6.7 MCN Stabilization

The Protocol-Owned Liquidity module is central to stabilizing the MCN token’s value and mitigating volatility risks within the MAIN ecosystem. By directly managing liquidity, the platform ensures a steady and predictable market environment that benefits both users and corporate participants. This is predicated on a substantial amount of the MCN total unlocked supply existing within the POL Module, ensuring that arbitrageurs use the primary contract-controlled POL as their source of truth.

  • Liquidity Injection and Stabilization Mechanism: POL functions by converting fiat payments from companies into USDC and adding them to the liquidity pool. This process creates a controlled reserve that helps maintain stability in MCN token value, even during periods of increased redemption activity. Unlike systems that rely on external market makers, POL is self-managed, providing greater control and reducing the likelihood of price swings caused by external factors.

  • Controlled Sell Pressure: The primary source of sell pressure for MCN tokens comes from user redemptions. The fixed Points-to-MCN conversion ratio, however, ensures predictability in redemption activity. With corporate fiat inflows consistently outpacing MCN redemptions, POL maintains a liquidity surplus, balancing the market and preventing excessive downward pressure on token value.

  • Market Efficiency and Confidence: POL also acts as a stabilizing force across all trading venues for MCN. By serving as the foundation for token valuation, the liquidity pool allows arbitrageurs to align external markets with the platform-determined MCN price. This alignment minimizes speculative price fluctuations and enhances trust among token holders and platform users.

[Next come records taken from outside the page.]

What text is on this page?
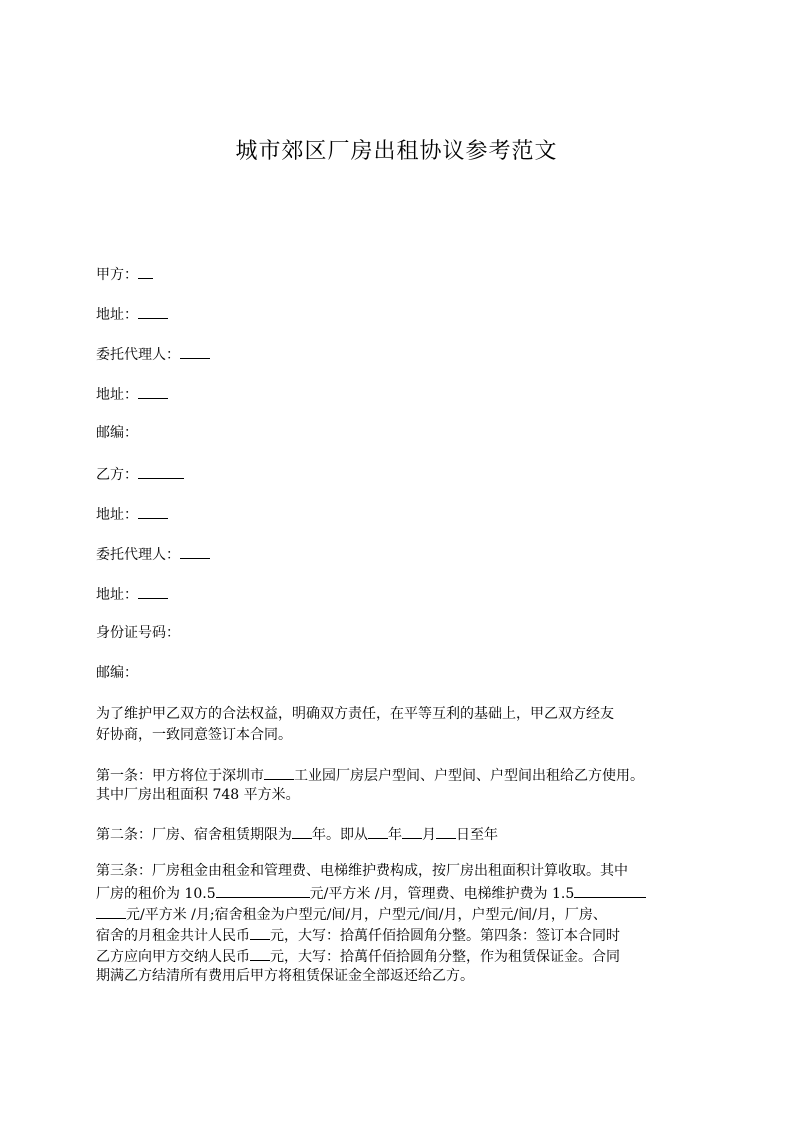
城市郊区厂房出租协议参考范文
甲方：
地址：
委托代理人：
地址：
邮编：
乙方：
地址：
委托代理人：
地址：
身份证号码：
邮编：
为了维护甲乙双方的合法权益，明确双方责任，在平等互利的基础上，甲乙双方经友
好协商，一致同意签订本合同。
第一条：甲方将位于深圳市 工业园厂房层户型间、户型间、户型间出租给乙方使用。
其中厂房出租面积 748 平方米。
第二条：厂房、宿舍租赁期限为 年。即从 年 月 日至年
第三条：厂房租金由租金和管理费、电梯维护费构成，按厂房出租面积计算收取。其中
厂房的租价为 10.5	元/平方米 /月，管理费、电梯维护费为 1.5
元/平方米 /月;宿舍租金为户型元/间/月，户型元/间/月，户型元/间/月，厂房、
宿舍的月租金共计人民币 元，大写：拾萬仟佰拾圆角分整。第四条：签订本合同时
乙方应向甲方交纳人民币 元，大写：拾萬仟佰拾圆角分整，作为租赁保证金。合同
期满乙方结清所有费用后甲方将租赁保证金全部返还给乙方。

6.8 Investor Considerations

The MAIN Platform offers a unique investment opportunity by bridging the gap between user data ownership and corporate data demand within a decentralized ecosystem.

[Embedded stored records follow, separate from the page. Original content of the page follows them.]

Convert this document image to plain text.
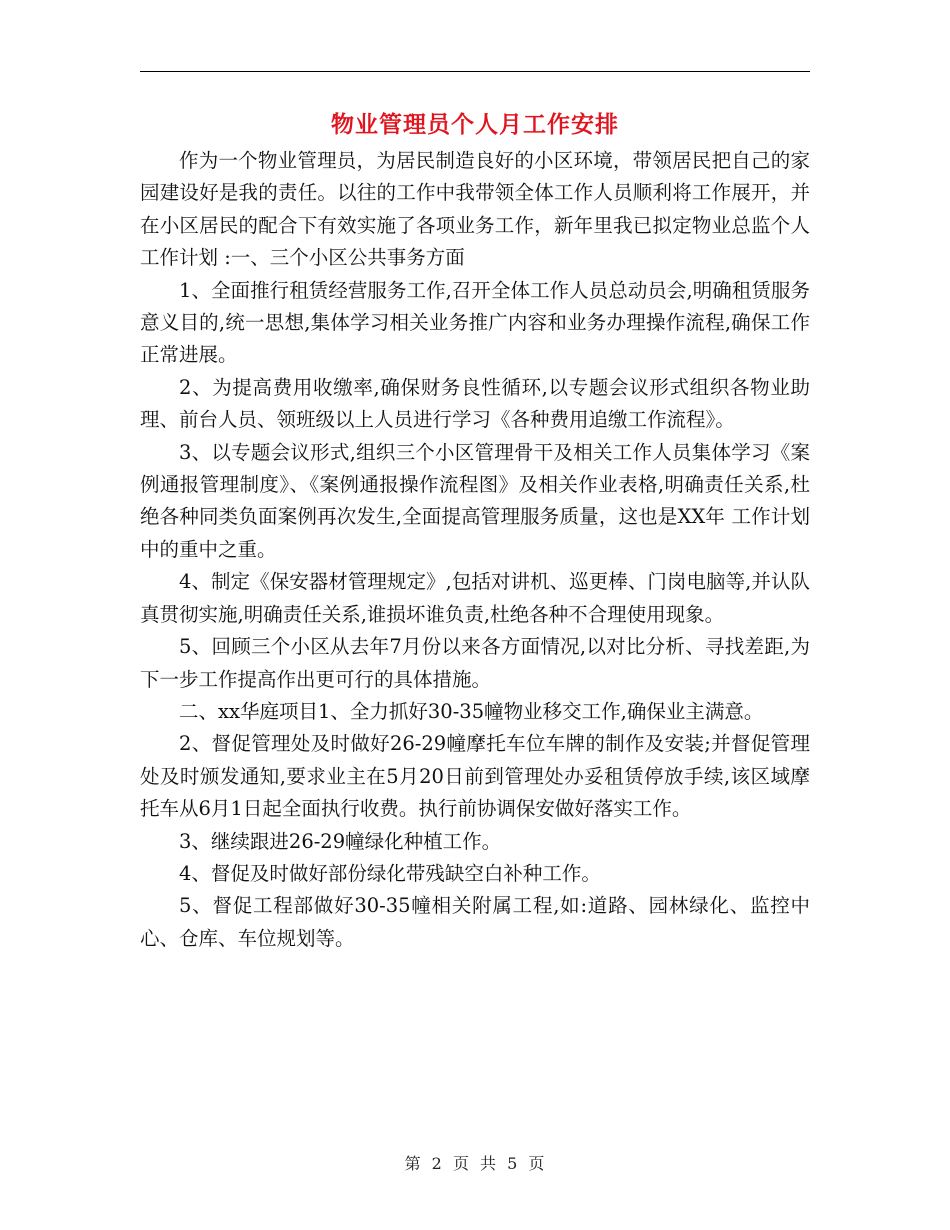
物业管理员个人月工作安排

作为一个物业管理员，为居民制造良好的小区环境，带领居民把自己的家园建设好是我的责任。以往的工作中我带领全体工作人员顺利将工作展开，并在小区居民的配合下有效实施了各项业务工作，新年里我已拟定物业总监个人 工作计划 :一、三个小区公共事务方面

1、全面推行租赁经营服务工作,召开全体工作人员总动员会,明确租赁服务意义目的,统一思想,集体学习相关业务推广内容和业务办理操作流程,确保工作正常进展。

2、为提高费用收缴率,确保财务良性循环,以专题会议形式组织各物业助理、前台人员、领班级以上人员进行学习《各种费用追缴工作流程》。

3、以专题会议形式,组织三个小区管理骨干及相关工作人员集体学习《案例通报管理制度》、《案例通报操作流程图》及相关作业表格,明确责任关系,杜绝各种同类负面案例再次发生,全面提高管理服务质量，这也是XX年 工作计划 中的重中之重。

4、制定《保安器材管理规定》,包括对讲机、巡更棒、门岗电脑等,并认队真贯彻实施,明确责任关系,谁损坏谁负责,杜绝各种不合理使用现象。

5、回顾三个小区从去年7月份以来各方面情况,以对比分析、寻找差距,为下一步工作提高作出更可行的具体措施。

二、xx华庭项目1、全力抓好30-35幢物业移交工作,确保业主满意。

2、督促管理处及时做好26-29幢摩托车位车牌的制作及安装;并督促管理处及时颁发通知,要求业主在5月20日前到管理处办妥租赁停放手续,该区域摩托车从6月1日起全面执行收费。执行前协调保安做好落实工作。

3、继续跟进26-29幢绿化种植工作。

4、督促及时做好部份绿化带残缺空白补种工作。

5、督促工程部做好30-35幢相关附属工程,如:道路、园林绿化、监控中心、仓库、车位规划等。

第 2 页 共 5 页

  • Exposure to a User-Driven Data Economy: As the world transitions to more ethical and transparent data practices, the MAIN platform positions itself at the forefront of this movement. Investors in the MCN token gain exposure to a growing ecosystem where user data, captured and shared with consent, becomes a tradable and highly sought-after commodity.

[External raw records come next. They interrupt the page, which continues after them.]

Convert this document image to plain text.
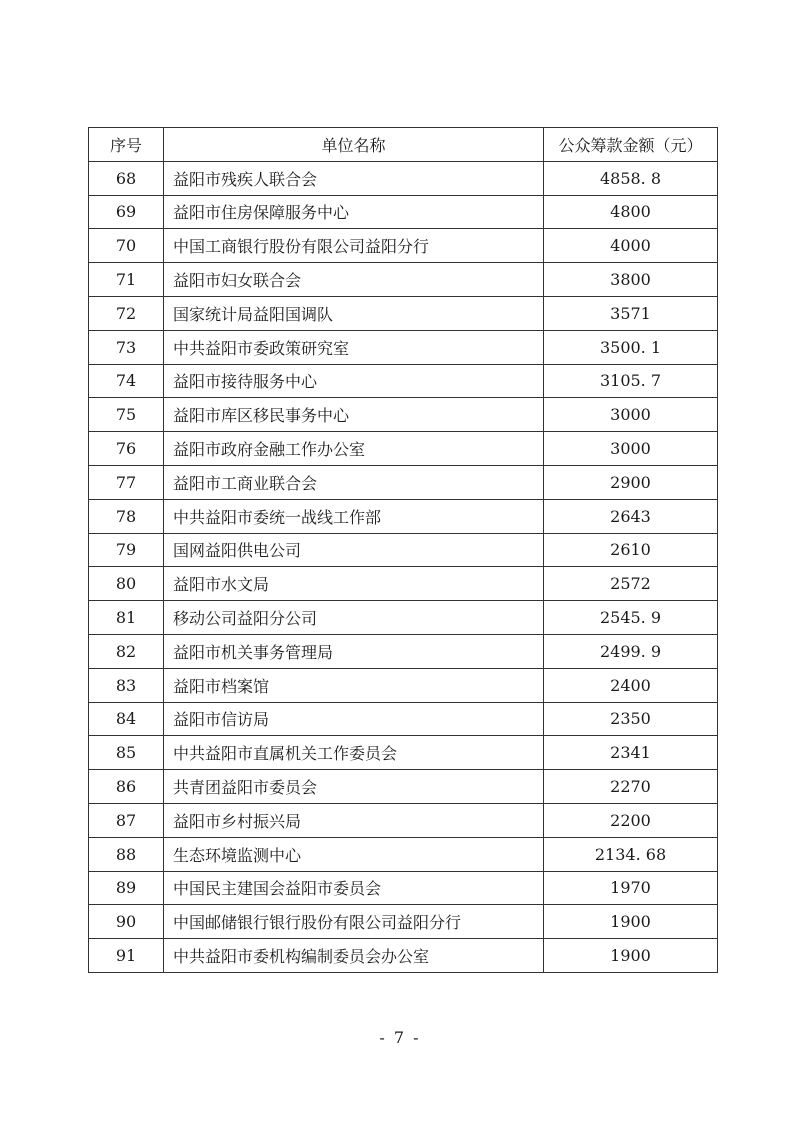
序号	单位名称	公众筹款金额（元）
68	益阳市残疾人联合会	4858. 8
69	益阳市住房保障服务中心	4800
70	中国工商银行股份有限公司益阳分行	4000
71	益阳市妇女联合会	3800
72	国家统计局益阳国调队	3571
73	中共益阳市委政策研究室	3500. 1
74	益阳市接待服务中心	3105. 7
75	益阳市库区移民事务中心	3000
76	益阳市政府金融工作办公室	3000
77	益阳市工商业联合会	2900
78	中共益阳市委统一战线工作部	2643
79	国网益阳供电公司	2610
80	益阳市水文局	2572
81	移动公司益阳分公司	2545. 9
82	益阳市机关事务管理局	2499. 9
83	益阳市档案馆	2400
84	益阳市信访局	2350
85	中共益阳市直属机关工作委员会	2341
86	共青团益阳市委员会	2270
87	益阳市乡村振兴局	2200
88	生态环境监测中心	2134. 68
89	中国民主建国会益阳市委员会	1970
90	中国邮储银行银行股份有限公司益阳分行	1900
91	中共益阳市委机构编制委员会办公室	1900
- 7 -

  • Alignment of User Incentives with Platform Growth: The tokenomics structure ensures that users are actively incentivized to contribute to the platform’s success. By tying rewards to data sharing and storage, the platform fosters organic growth and increased user activity. This alignment guarantees that token demand scales proportionally with platform adoption. By holding the token, the scaling effects of exposure to the wide world of data sharing are felt through ever-increasing Fiat payments from brokers who wish to continue having access to user-submitted, trustworthy data.

  • Potential for Value Appreciation Through Increased Adoption: With a limited token supply and a well-controlled liquidity module, the MCN token benefits from deflationary pressures as adoption grows. As more companies leverage the MAIN platform to access high-quality, user-consented data, demand for the token increases, driving value appreciation. Additionally, the hybrid fiat-to-MCN model ensures a stable and sustainable economy, reducing volatility and ensuring investor confidence.


6.9 Token Distribution (Draft)

The total supply of 1,000,000,000 MCN tokens is strategically allocated to ensure balanced growth and stakeholder alignment.

This distribution model is designed to create a robust foundation for MAIN's growth while incentivizing long-term participation from all the stakeholders.


The current data economy is broken - centralized entities collect and profit from user data without consent or fair compensation, leading to privacy breaches and misaligned incentives. MAIN offers a solution through its decentralized data economy, where users maintain ownership of their personal data and can selectively share it with trusted entities. Through the MCN token system and Protocol-Owned Liquidity, MAIN creates a sustainable ecosystem where users are fairly compensated for sharing accurate data while maintaining control over their privacy.